‘The study has shown that an HIV-free generation is both achieveable and within our reach,’ said Dr Sibongile Zungu, head of the KwaZulu-Natal health department, who welcomed the findings.
Dual therapy was introduced in April 2008 and it involves giving pregnant HIV positive women and their newborns two antiretroviral drugs, nevirapine and AZT.
From 2002, HIV positive mothers and their newborns were only given nevirapine, but 20 percent of HIV positive mothers were still passing the virus on to their babies.
The mothers were interviewed when bringing their babies to the clinic for immunisations, and those with babies under the age of 16 weeks (19,500) were selected for further research.
Researchers found that almost all these women had been tested for HIV, and almost 36 percent of the women reported being HIV positive.
Of those who were HIV positive, two-thirds had received dual therapy, 13.4 percent were sick enough to be on three ARVs (triple therapy), 14 percent received nevirapine only and 3.9 percent got nothing. Some 84 percent of the babies received dual therapy.
Researchers then took blood samples from all babies attending the immunisation clinic aged between four and eight weeks to test them for HIV, testing 8013 babies.
Some 15 percent of babies whose moms got no treatment became HIV infected, while 13.5 percent of women who only got nevirapine passed HIV on to their babies.
But the transmission rate for those on dual therapy was dramatically reduced to only 5.6 percent, while only 5 percent of mothers on triple therapy passed HIV to their babies.
‘The infant mortality rate has tripled in the province over the past 10 years because of HIV/AIDS, so it is very exciting to see the impact of dual therapy, which will make massive strides to prevent the deaths of babies and children,’ said Dr Christiane Horwood, the principal investigator of the KwaZulu-Natal Impact Study and deputy head of the Centre for Rural Health at the University of KZN.
The study involved the province’s biggest urban districts, eThekwini and Umgungundlovu, as well as the more rural Umkhanyakude, Zululand, Amajuba and Ugu districts.
The study also exposed some of the weaknesses of the programme. Over two-thirds of the women were only tested late in their pregnancies, when dual therapy should have already started.
In addition, a third of the women who tested HIV positive did not get a CD4 count, which measures their level of immunity. But the CD4 count is crucial as women with CD4 counts below 200 are supposed to be put on triple therapy immediately as they are at great risk of dying in childbirth and are also most likely to pass HIV to their babies.

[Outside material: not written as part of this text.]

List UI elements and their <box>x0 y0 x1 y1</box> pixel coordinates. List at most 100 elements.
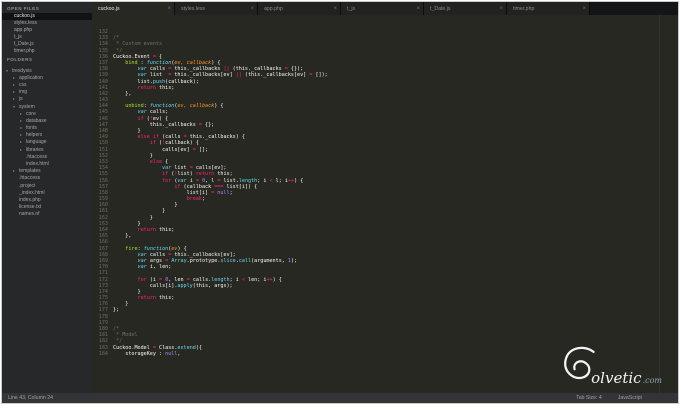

The study also found that six out of 10 HIV positive mothers opted to use formula food rather than breastfeeding, which is a concern as formula fed babies are more susceptible to gastrointestinal illnesses.

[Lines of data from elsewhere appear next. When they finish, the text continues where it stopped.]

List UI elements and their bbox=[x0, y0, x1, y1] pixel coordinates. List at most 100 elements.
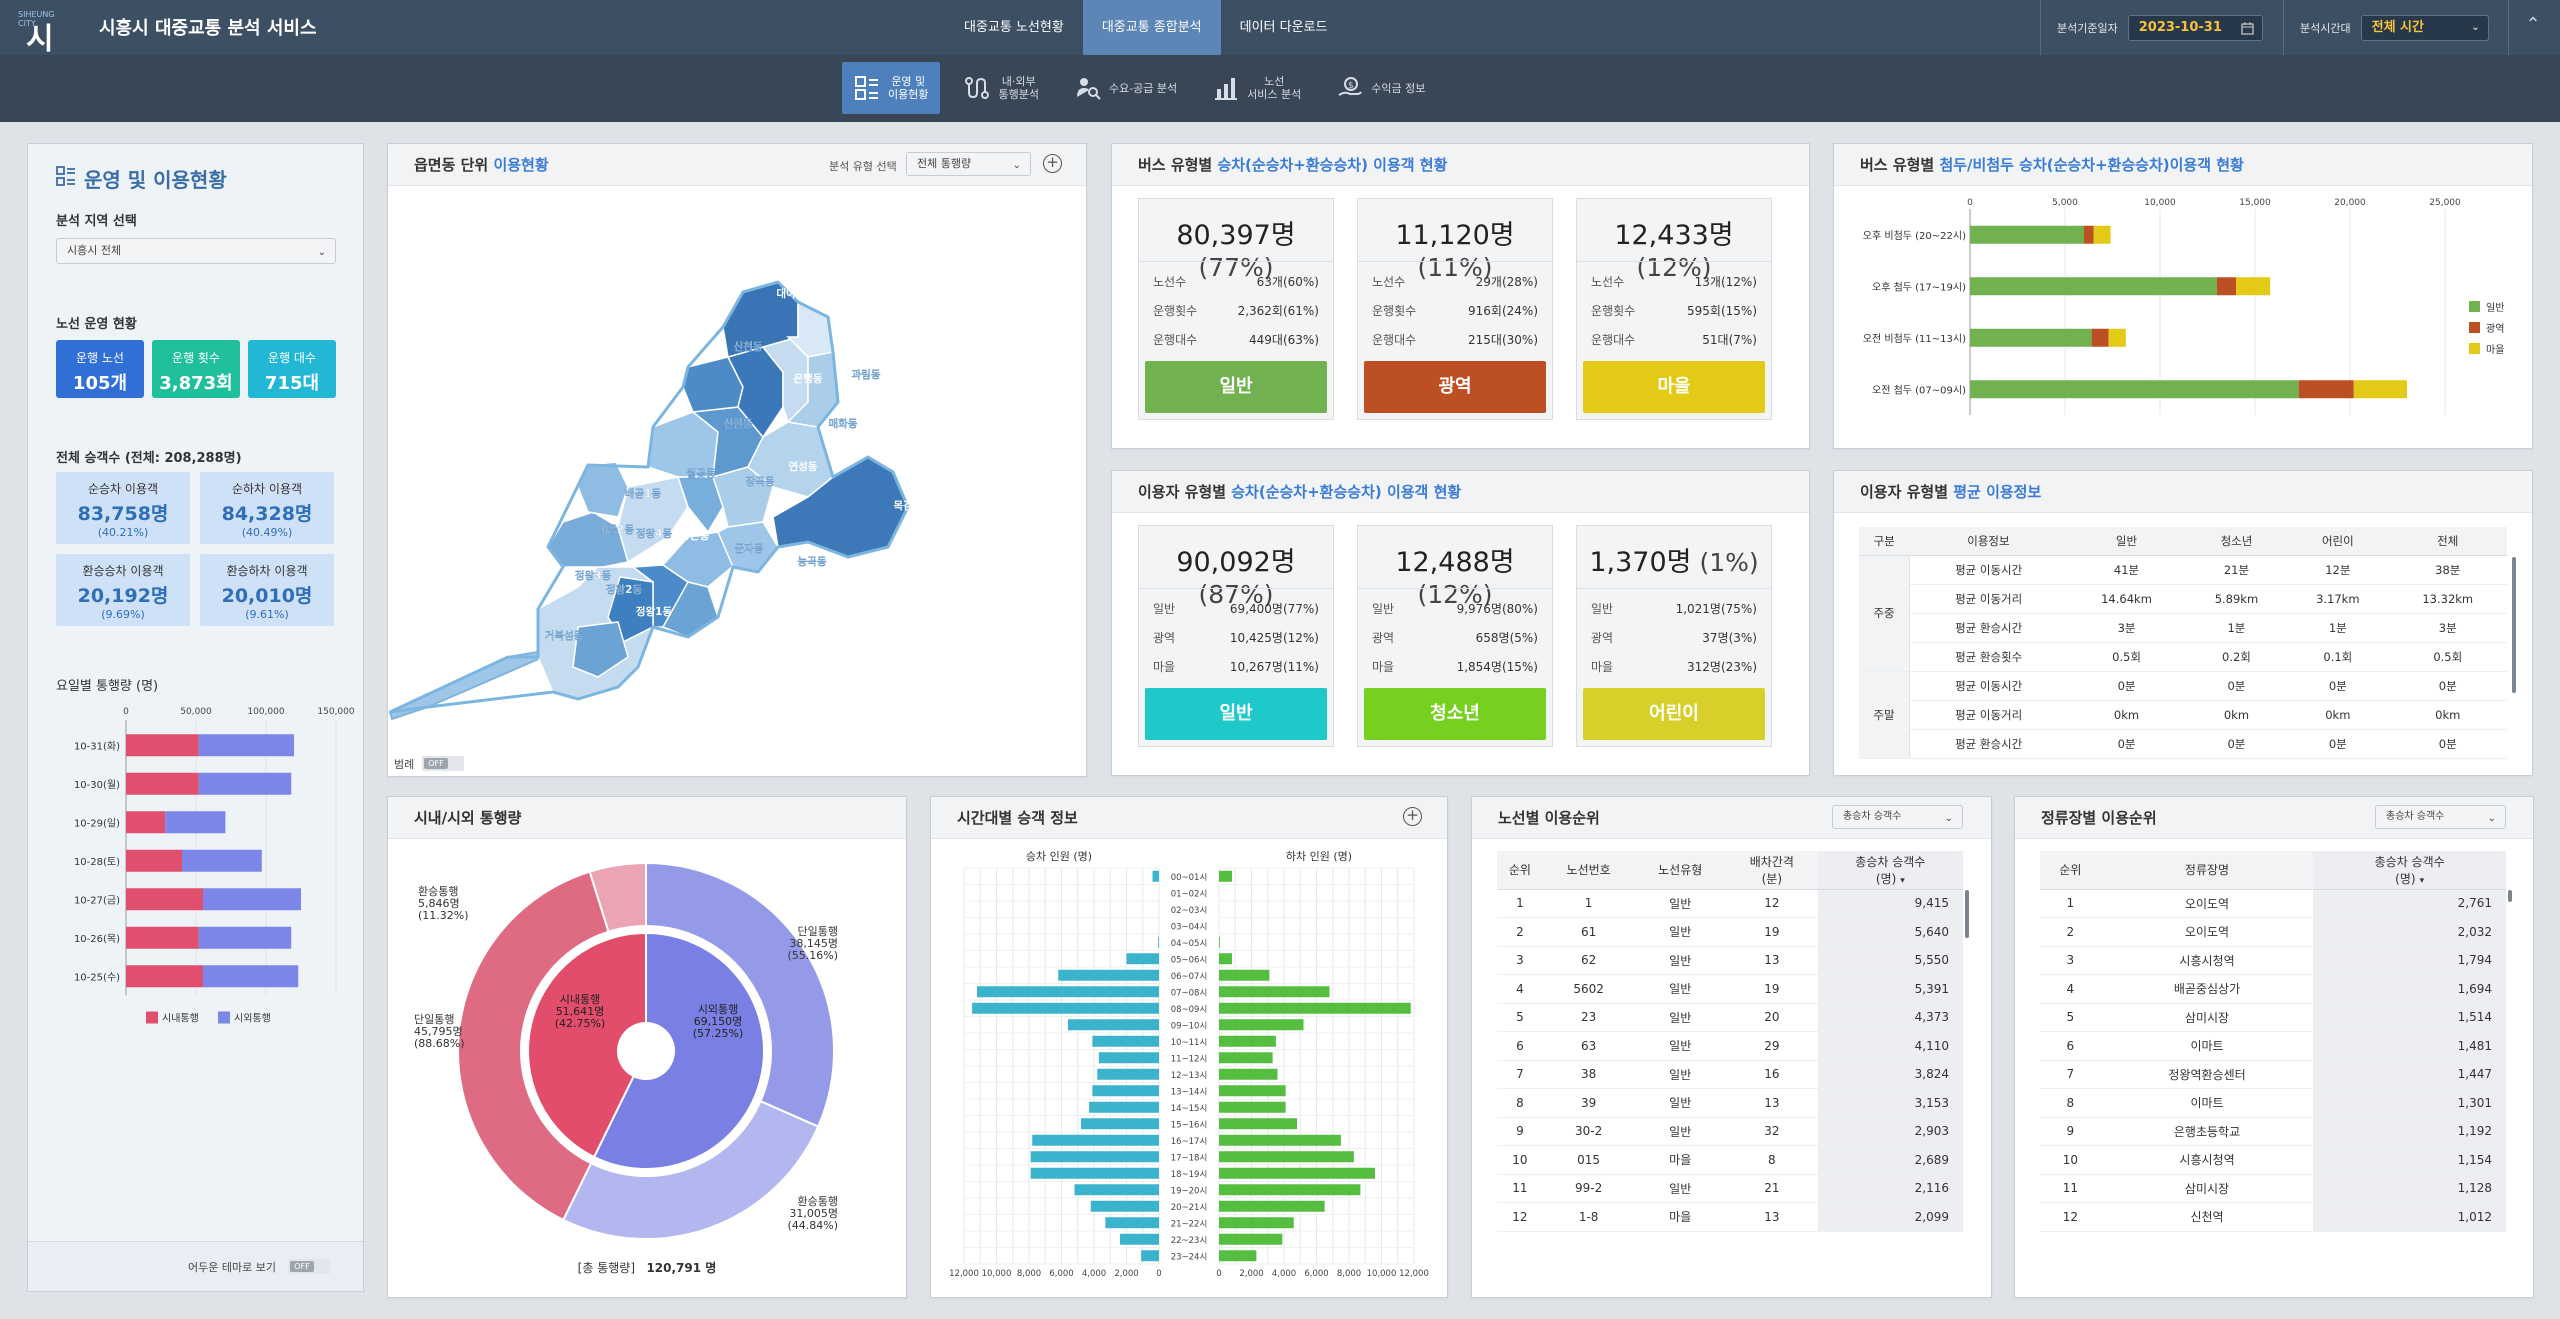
table-cell: 4 bbox=[2040, 974, 2101, 1004]
table-row[interactable]: 9 은행초등학교 1,192 bbox=[2040, 1117, 2506, 1146]
stop-sort-select[interactable]: 총승차 승객수 ⌄ bbox=[2375, 805, 2506, 829]
sort-desc-icon[interactable]: ▾ bbox=[1900, 876, 1905, 886]
table-cell: 1,154 bbox=[2313, 1145, 2506, 1175]
row-label: 광역 bbox=[1591, 631, 1614, 645]
table-row[interactable]: 9 30-2 일반 32 2,903 bbox=[1497, 1117, 1963, 1146]
table-row[interactable]: 8 39 일반 13 3,153 bbox=[1497, 1088, 1963, 1118]
sort-desc-icon[interactable]: ▾ bbox=[2420, 876, 2425, 886]
route-table-wrap[interactable]: 순위 노선번호 노선유형 배차간격 (분) 총승차 승객수 (명) ▾ 1 1 일반 12 9,415 2… bbox=[1497, 851, 1963, 1291]
table-cell: 마을 bbox=[1634, 1145, 1727, 1175]
hourly-panel: 시간대별 승객 정보 + 승차 인원 (명) 하차 인원 (명) 00~01시 01~… bbox=[930, 796, 1448, 1298]
table-cell: 8 bbox=[1726, 1145, 1818, 1175]
type-button-광역[interactable]: 광역 bbox=[1364, 361, 1546, 413]
row-label: 광역 bbox=[1372, 631, 1395, 645]
table-row[interactable]: 1 오이도역 2,761 bbox=[2040, 889, 2506, 918]
table-row[interactable]: 3 62 일반 13 5,550 bbox=[1497, 946, 1963, 975]
dark-theme-toggle[interactable]: OFF bbox=[288, 1259, 330, 1274]
analysis-type-select[interactable]: 전체 통행량 ⌄ bbox=[906, 152, 1031, 176]
nav-comprehensive-analysis[interactable]: 대중교통 종합분석 bbox=[1082, 0, 1221, 55]
table-row[interactable]: 12 신천역 1,012 bbox=[2040, 1202, 2506, 1232]
table-cell: 3 bbox=[1497, 946, 1543, 975]
table-row[interactable]: 3 시흥시청역 1,794 bbox=[2040, 946, 2506, 975]
table-row[interactable]: 2 61 일반 19 5,640 bbox=[1497, 917, 1963, 947]
type-button-어린이[interactable]: 어린이 bbox=[1583, 688, 1765, 740]
filter-value: 전체 통행량 bbox=[917, 157, 972, 170]
table-cell: 4,373 bbox=[1817, 1003, 1963, 1032]
table-cell: 4 bbox=[1497, 974, 1543, 1004]
region-select[interactable]: 시흥시 전체 ⌄ bbox=[56, 238, 336, 264]
stop-table-wrap[interactable]: 순위 정류장명 총승차 승객수 (명) ▾ 1 오이도역 2,761 2 오이도역 2,032 3 시흥… bbox=[2040, 851, 2506, 1291]
table-row[interactable]: 8 이마트 1,301 bbox=[2040, 1088, 2506, 1118]
row-label: 운행대수 bbox=[1372, 333, 1417, 347]
ops-trips-card: 운행 횟수 3,873회 bbox=[152, 340, 240, 398]
category-label: 10-30(월) bbox=[74, 779, 120, 791]
table-row[interactable]: 6 63 일반 29 4,110 bbox=[1497, 1031, 1963, 1061]
legend-swatch bbox=[2469, 301, 2480, 312]
table-row[interactable]: 7 38 일반 16 3,824 bbox=[1497, 1060, 1963, 1089]
dow-title: 요일별 통행량 (명) bbox=[56, 679, 159, 694]
table-cell: 일반 bbox=[1634, 1003, 1727, 1032]
table-row[interactable]: 10 시흥시청역 1,154 bbox=[2040, 1145, 2506, 1175]
bar-시외통행 bbox=[198, 734, 294, 757]
category-label: 오후 첨두 (17~19시) bbox=[1872, 281, 1966, 293]
card-row: 광역 10,425명(12%) bbox=[1153, 629, 1319, 646]
add-circle-icon[interactable]: + bbox=[1043, 154, 1062, 173]
type-button-마을[interactable]: 마을 bbox=[1583, 361, 1765, 413]
table-row[interactable]: 11 99-2 일반 21 2,116 bbox=[1497, 1174, 1963, 1203]
time-select[interactable]: 전체 시간 ⌄ bbox=[2360, 14, 2489, 41]
column-header: 순위 bbox=[1497, 851, 1543, 890]
table-row[interactable]: 5 삼미시장 1,514 bbox=[2040, 1003, 2506, 1032]
table-row[interactable]: 12 1-8 마을 13 2,099 bbox=[1497, 1202, 1963, 1232]
calendar-icon[interactable] bbox=[2241, 21, 2254, 35]
divider bbox=[1358, 261, 1552, 262]
subnav-operation-usage[interactable]: 운영 및 이용현황 bbox=[842, 62, 941, 114]
legend-toggle[interactable]: OFF bbox=[422, 756, 464, 771]
panel-title: 운영 및 이용현황 bbox=[84, 168, 227, 192]
card-row: 운행대수 215대(30%) bbox=[1372, 331, 1538, 348]
subnav-in-out-traffic[interactable]: 내·외부 통행분석 bbox=[952, 62, 1050, 114]
nav-data-download[interactable]: 데이터 다운로드 bbox=[1221, 0, 1347, 55]
scrollbar[interactable] bbox=[2512, 557, 2516, 693]
table-row[interactable]: 10 015 마을 8 2,689 bbox=[1497, 1145, 1963, 1175]
avg-info-table-wrap[interactable]: 구분 이용정보 일반 청소년 어린이 전체 주중 평균 이동시간 41분 21분 12분 38분 평균 … bbox=[1859, 527, 2507, 759]
subnav-route-service[interactable]: 노선 서비스 분석 bbox=[1201, 62, 1313, 114]
date-selector: 분석기준일자 2023-10-31 bbox=[2057, 0, 2263, 55]
subnav-demand-supply[interactable]: 수요-공급 분석 bbox=[1063, 62, 1189, 114]
scrollbar[interactable] bbox=[2508, 890, 2512, 902]
type-button-청소년[interactable]: 청소년 bbox=[1364, 688, 1546, 740]
table-cell: 0km bbox=[2287, 700, 2389, 730]
type-button-일반[interactable]: 일반 bbox=[1145, 361, 1327, 413]
row-label: 운행횟수 bbox=[1591, 304, 1636, 318]
column-header: 노선번호 bbox=[1542, 851, 1635, 890]
stop-rank-panel: 정류장별 이용순위 총승차 승객수 ⌄ 순위 정류장명 총승차 승객수 (명) ▾ 1 오이도… bbox=[2014, 796, 2534, 1298]
route-sort-select[interactable]: 총승차 승객수 ⌄ bbox=[1832, 805, 1963, 829]
date-input[interactable]: 2023-10-31 bbox=[2127, 14, 2263, 41]
scrollbar[interactable] bbox=[1965, 890, 1969, 938]
type-button-일반[interactable]: 일반 bbox=[1145, 688, 1327, 740]
boarding-bar bbox=[972, 1002, 1159, 1014]
table-cell: 이마트 bbox=[2100, 1031, 2314, 1061]
table-row[interactable]: 4 5602 일반 19 5,391 bbox=[1497, 974, 1963, 1004]
table-row[interactable]: 4 배곧중심상가 1,694 bbox=[2040, 974, 2506, 1004]
table-cell: 14.64km bbox=[2067, 584, 2186, 614]
table-row[interactable]: 7 정왕역환승센터 1,447 bbox=[2040, 1060, 2506, 1089]
collapse-chevron-icon[interactable]: ⌃ bbox=[2520, 14, 2546, 40]
table-row[interactable]: 5 23 일반 20 4,373 bbox=[1497, 1003, 1963, 1032]
subnav-revenue[interactable]: $ 수익금 정보 bbox=[1325, 62, 1437, 114]
legend-label: 마을 bbox=[2486, 344, 2504, 356]
tick-label: 2,000 bbox=[1114, 1269, 1138, 1279]
column-header: 배차간격 (분) bbox=[1726, 851, 1818, 890]
route-rank-table: 순위 노선번호 노선유형 배차간격 (분) 총승차 승객수 (명) ▾ 1 1 일반 12 9,415 2… bbox=[1497, 851, 1963, 1232]
panel-title: 정류장별 이용순위 bbox=[2041, 809, 2157, 827]
add-circle-icon[interactable]: + bbox=[1403, 807, 1422, 826]
card-row: 마을 312명(23%) bbox=[1591, 658, 1757, 675]
table-cell: 일반 bbox=[1634, 974, 1727, 1004]
table-row[interactable]: 11 삼미시장 1,128 bbox=[2040, 1174, 2506, 1203]
nav-route-status[interactable]: 대중교통 노선현황 bbox=[945, 0, 1083, 55]
table-row[interactable]: 2 오이도역 2,032 bbox=[2040, 917, 2506, 947]
tick-label: 10,000 bbox=[1367, 1269, 1397, 1279]
district-label: 정왕본동 bbox=[671, 529, 710, 542]
row-value: 916회(24%) bbox=[1468, 304, 1538, 318]
table-row[interactable]: 1 1 일반 12 9,415 bbox=[1497, 889, 1963, 918]
table-row[interactable]: 6 이마트 1,481 bbox=[2040, 1031, 2506, 1061]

Last week, the World Health Organisation revised its HIV/AIDS guidelines to recommend that it was safe for HIV positive women on ARV therapy to breastfeed.
Horwood praised the many health workers who had ‘worked very hard’ to make the prevention of mother-to-child HIV infection programme a success.
However, the introduction of dual therapy has not been without a struggle.
Last year, former Health MEC Peggy Nkonyeni had a bruising battle with doctors in the Umkhanyakude district who had been trying for most of 2007 to get the provincial department to give them the go-ahead to introduce dual therapy.
Manguzi doctor Colin Pfaff was charged in January 2008 for ‘wilfully and unlawfully without prior permission of (his) superiors [rolling] out dual therapy to the pregnant mothers and newborns’ after he raised private funds to buy AZT for his patients.
Charges against Pfaff were later withdrawn after huge protests but relations between rural doctors and the health department were severely strained.
What is dual therapy?
Pregnant HIV positive mothers receive the antiretroviral drug AZT from 28 weeks of pregnancy as well as the current single dose of Nevirapine administered during labour.
Their babies will then receive AZT for seven days after birth, as well as a single does of nevirapine syrup. However, if the mother received AZT for less than four weeks the infant will be given AZT for 28 days.
Mothers will also be tested for HIV at their first visit to the ante-natal clinic. If they test negative, the test will be repeated by 36 weeks. CD4 counts will be done on women who test HIV positive.